Von Mike Händler 27.02.2018, 11:00
Der Olympia-Vierer-Bob „DDR I“ von Meinhard Nehmer steht im Zeitgeschichtlichen Forum in Leipzig.
Der Olympia-Vierer-Bob „DDR I“ von Meinhard Nehmer steht im Zeitgeschichtlichen Forum in Leipzig. dpa

Leipzig - Bunte Eierbecher in Hühnerform, eine Schreibmaschine namens „Erika“ und der Vierer-Bob, in dem Pilot Meinhard Nehmer 1980 zum Olympiasieg in Lake Placid fuhr – das sind Relikte der neuen Ausstellung „Alles nach Plan? Formgestaltung in der DDR“ in Leipzig.

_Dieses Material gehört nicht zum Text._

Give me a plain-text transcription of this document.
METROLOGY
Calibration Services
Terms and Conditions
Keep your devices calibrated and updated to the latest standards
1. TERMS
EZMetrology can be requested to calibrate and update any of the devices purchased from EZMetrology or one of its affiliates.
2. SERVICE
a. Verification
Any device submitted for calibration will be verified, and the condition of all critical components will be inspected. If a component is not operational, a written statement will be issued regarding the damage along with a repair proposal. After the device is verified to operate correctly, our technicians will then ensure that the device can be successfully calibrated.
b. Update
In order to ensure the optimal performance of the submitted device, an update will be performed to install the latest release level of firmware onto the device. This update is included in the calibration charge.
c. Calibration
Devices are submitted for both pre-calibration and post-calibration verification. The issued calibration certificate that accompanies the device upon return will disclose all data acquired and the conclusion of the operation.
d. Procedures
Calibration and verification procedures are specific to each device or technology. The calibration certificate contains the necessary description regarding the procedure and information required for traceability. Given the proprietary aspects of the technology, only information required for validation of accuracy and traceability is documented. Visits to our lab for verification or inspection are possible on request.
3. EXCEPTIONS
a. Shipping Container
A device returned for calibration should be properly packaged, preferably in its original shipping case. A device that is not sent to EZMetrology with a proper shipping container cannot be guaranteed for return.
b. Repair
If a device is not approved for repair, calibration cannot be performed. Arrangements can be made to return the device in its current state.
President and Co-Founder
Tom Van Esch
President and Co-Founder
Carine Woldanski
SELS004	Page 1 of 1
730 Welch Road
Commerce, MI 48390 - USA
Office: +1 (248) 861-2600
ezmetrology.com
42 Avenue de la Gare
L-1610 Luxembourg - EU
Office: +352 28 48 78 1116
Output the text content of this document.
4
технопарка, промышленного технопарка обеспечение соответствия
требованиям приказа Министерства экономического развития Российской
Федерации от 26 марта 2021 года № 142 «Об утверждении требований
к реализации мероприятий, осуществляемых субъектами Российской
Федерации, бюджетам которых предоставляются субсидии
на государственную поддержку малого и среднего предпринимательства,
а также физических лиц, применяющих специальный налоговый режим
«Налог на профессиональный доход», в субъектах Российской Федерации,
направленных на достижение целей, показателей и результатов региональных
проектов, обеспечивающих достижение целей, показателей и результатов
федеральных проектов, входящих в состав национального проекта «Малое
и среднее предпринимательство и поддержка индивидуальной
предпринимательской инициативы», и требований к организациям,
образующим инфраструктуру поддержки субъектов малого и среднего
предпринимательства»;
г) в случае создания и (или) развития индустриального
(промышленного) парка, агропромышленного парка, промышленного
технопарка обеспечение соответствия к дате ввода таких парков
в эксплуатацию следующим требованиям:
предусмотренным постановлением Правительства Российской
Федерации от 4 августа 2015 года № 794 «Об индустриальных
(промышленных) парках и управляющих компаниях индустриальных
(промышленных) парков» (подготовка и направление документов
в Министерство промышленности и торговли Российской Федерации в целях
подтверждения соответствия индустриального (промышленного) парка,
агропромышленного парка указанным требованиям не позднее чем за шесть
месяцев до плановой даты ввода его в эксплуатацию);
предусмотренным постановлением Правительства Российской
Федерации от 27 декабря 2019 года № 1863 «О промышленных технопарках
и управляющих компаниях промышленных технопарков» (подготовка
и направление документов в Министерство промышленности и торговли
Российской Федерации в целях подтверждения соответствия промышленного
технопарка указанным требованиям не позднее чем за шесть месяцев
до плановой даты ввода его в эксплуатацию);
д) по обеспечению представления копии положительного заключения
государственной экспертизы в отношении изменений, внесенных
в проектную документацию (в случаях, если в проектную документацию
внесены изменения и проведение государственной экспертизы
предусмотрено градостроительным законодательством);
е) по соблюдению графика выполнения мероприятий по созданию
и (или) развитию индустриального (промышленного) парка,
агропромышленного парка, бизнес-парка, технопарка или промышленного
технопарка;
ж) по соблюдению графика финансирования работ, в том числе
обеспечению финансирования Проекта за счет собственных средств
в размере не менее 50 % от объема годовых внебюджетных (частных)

Wie waren die Bedingungen für den Berufsstand Formgestalter in der DDR und welchem Wandel unterlag er? Diesen Fragen gehen die Aussteller im Zeitgeschichtlichen Forum nach.

Insgesamt können sich Besucher mehr als 300 Exponate in sechs Ausstellungs-Räumen ansehen: „Diejenigen, die in der DDR groß geworden sind, werden sich erinnern“, sagt Ausstellungsdirektor Jürgen Reiche.

Ziel der DDR-Produkte: Langlebigkeit

„Formgestaltung“ klingt nach einem ungewöhnlichen und antiquierten Begriff. Projektleiterin Dorothea Kraus erklärt, dass die Formgestaltung im Duktus der DDR einem langlebigen Zweck dienen sollte.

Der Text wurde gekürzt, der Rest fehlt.